Despite the president’s decision to create the exemption, congressional opponents immediately sprung into action. Working with supporters in the State Department ITAR bureaucracy, they included a “poison pill” provision into law in 2000, establishing standards that effectively made it impossible for the exemptions to be take effect. Specifically, the new law not only carved out key technology areas from the country exemptions, but required that the United States enter into a bilateral agreement with the foreign country involved that would, “at a minimum,” require that country to amend its laws and regulations to create an export control regime that is comparable to the U.S. system and incorporates specific key features. Needless to say, getting allies to rigidly and fully adopt U.S. standards is a non-starter and is unnecessary; there are numerous other export control systems that can be effective but different and promote more technology sharing.
Years later, after failed efforts to change the 2000 law, the George W. Bush administration executed a work around – the president negotiated, and the Senate ratified, defense cooperation treaties with Australia and the United Kingdom for the same purpose (which would have the force and effect of law and override prior legislation). However, Congress struck again and adopted the Security Cooperation Act of 2010, provisions of which effectively rendered the treaties unusable. This law narrowed the applicability of the treaties, added restrictions on their use, and imposed onerous restrictions on future modifications to the implementing arrangements adopted pursuant to the treaties – thereby eliminating flexibility for the future.
The FMS system and national disclosure policy are plagued by some of the same complexities and bureaucratic considerations and inability to adopt real solutions. This year, both the State and Defense Departments conducted their own but separate FMS reform efforts (Defense’s “Tiger Team” and State’s “FMS 2023” Initiative) rather than an integrated effort. Without plowing through the details, both departments came up with long lists of proposed administrative changes, many of which have been proposed or tried before without producing significant results. National disclosure policy governing the release of classified military information is similarly challenged, with a tendency toward limited sharing even in operational contexts – resulting in “dumbed down” coalition warfare.
Where Are We Today? About to Swallow Another Poison Pill?
Thus, today, two decades later, the United States still suffers from the same chronic problems. The well-meaning speeches of senior leadership who support AUKUS sound the same and are painfully reminiscent. There persists an inability to adopt meaningful solutions. And the State Department is still at it – guarding its transaction-specific ITAR turf.
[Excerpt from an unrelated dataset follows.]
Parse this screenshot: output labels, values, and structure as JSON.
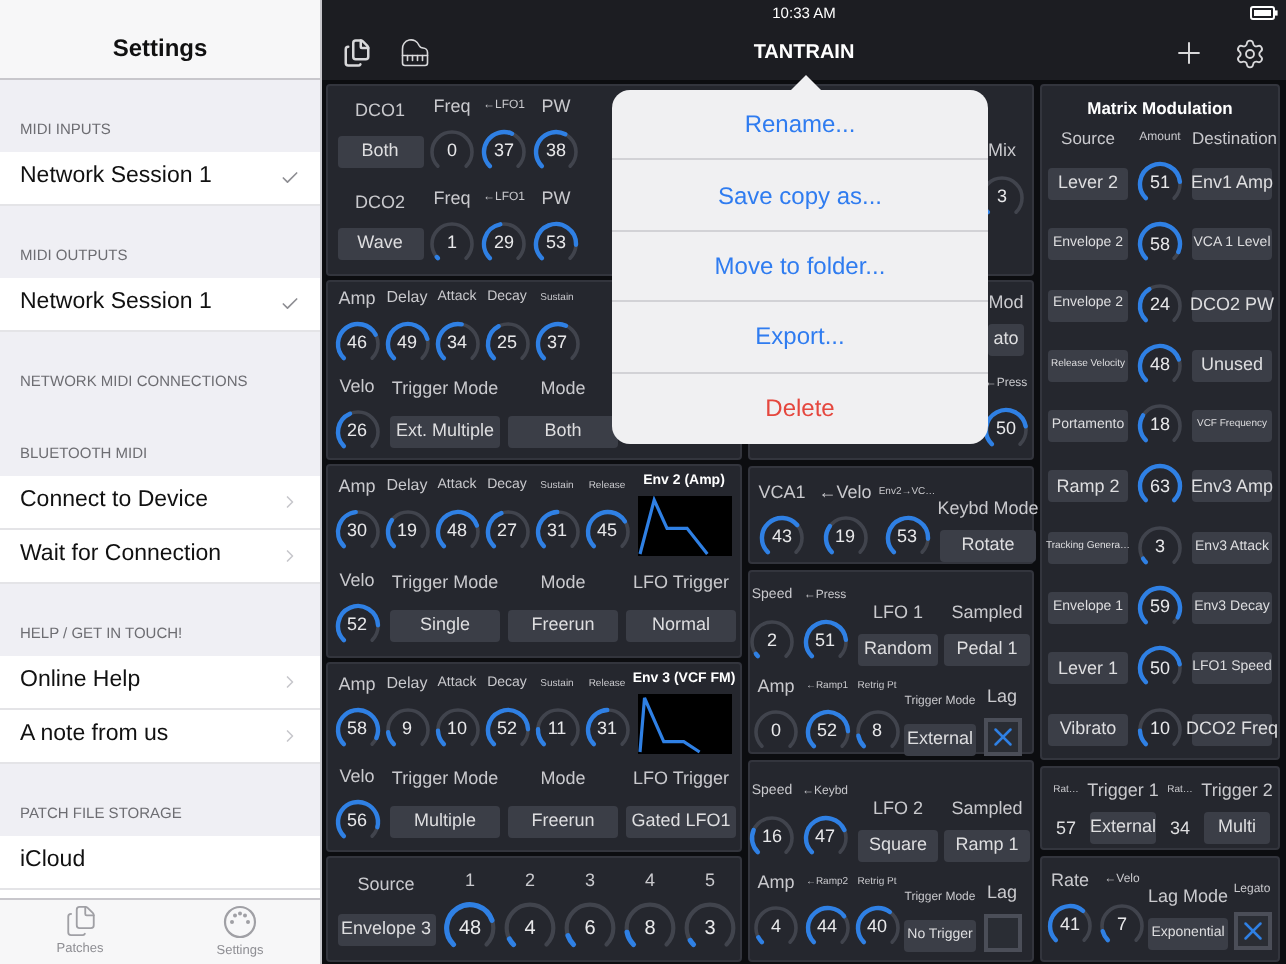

Notably, a June 2023 State Department legislative proposal, which is included in a number of the AUKUS proposals under consideration for the NDAA, called for ITAR exemptions for Australia and the United Kingdom only if the two countries implement their own export control regimes “that are at least comparable to those administered by the United States” and meet the same standards as in the 2000 law. In short, the State Department still is seeking the very same “poison pill” or its grandchild – it may sound promising, but it is a non-solution that has killed export control reform over the decades and would largely be unworkable.
Does this mean that the State Department wants to kill AUKUS? Certainly, the department’s leadership is fully committed to this major initiative’s success and say the right things about fixing the underlying regulatory issues to make it work. Rather, the State Department “poison pill” proposal is the handiwork of the export control bureaucracy in the Bureau of Political-Military Affairs who undoubtedly have advised the leadership that they can have their cake and eat it too – that AUKUS can move forward with sufficient technology sharing under this approach.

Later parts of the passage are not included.